Prednisone in the dose of 1mg/kg/day remains the drug of choice for the treatment of this disorder. High dose of steroid is used in the initial phase. Remission is achieved in 25-68% of cases when high dose of corticosteroids are given as part of initial therapy [10]. Studies have found a better response to steroid therapy in patients with Non-Specific Interstitial Pneumonia (NSIP) and Cryptogenic Organizing Pneumonia (COP) when compared to those with Usual interstitial pneumonia (UIP) [11]. Monthly IV pulse therapy with cyclophosphamide has shown to be effective when ILD is prominent. Steroid sparing agents azathioprine, methotrexate and cyclosporine have been used with low to moderate success [11]. Mycophenolate mofetil has been used in anti-jo-1 positive patients with refractory ILD with improvement of ILD. In some series Rituximab has been used with moderate success in patients with worsening of the ILD despite aggressive conventional treatment.
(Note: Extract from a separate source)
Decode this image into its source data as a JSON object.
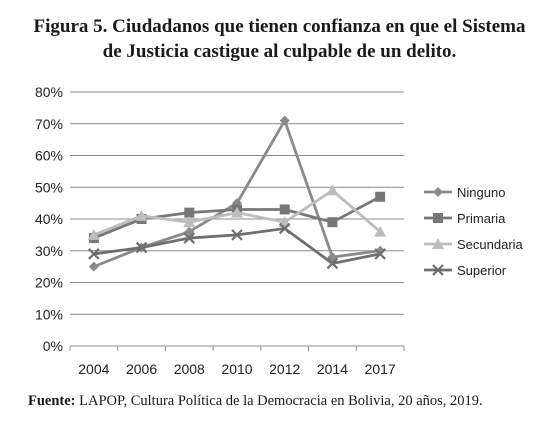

However, prospective studies are needed to assess the safety issues of Rituximab [7]. The dermatologic manifestations are treated with hydroxychloroquine. ILD is the major determinant of morbidity and mortality in Antisynthetase syndrome. The course of the disease is usually chronic and associated with decreased survival. Progression of the ILD is the main prognostic factor. Possible predictors of poor outcome of ILD are older age, symptomatic ILD, UIP pattern in high resolution CT thorax, lower values of FVC and DLCO at the time of diagnosis and steroid refractory ILD [11]. The knowledge about the course is limited because of paucity of large scale studies of this rare disease.

Conclusion

This case shows the importance of considering an alternative diagnosis when there is no response to standard antibiotic regimens for suspected infectious pneumonia. Early diagnosis and prompt institution of appropriate therapy can prevent disease progression and improve patient outcome as in our patient.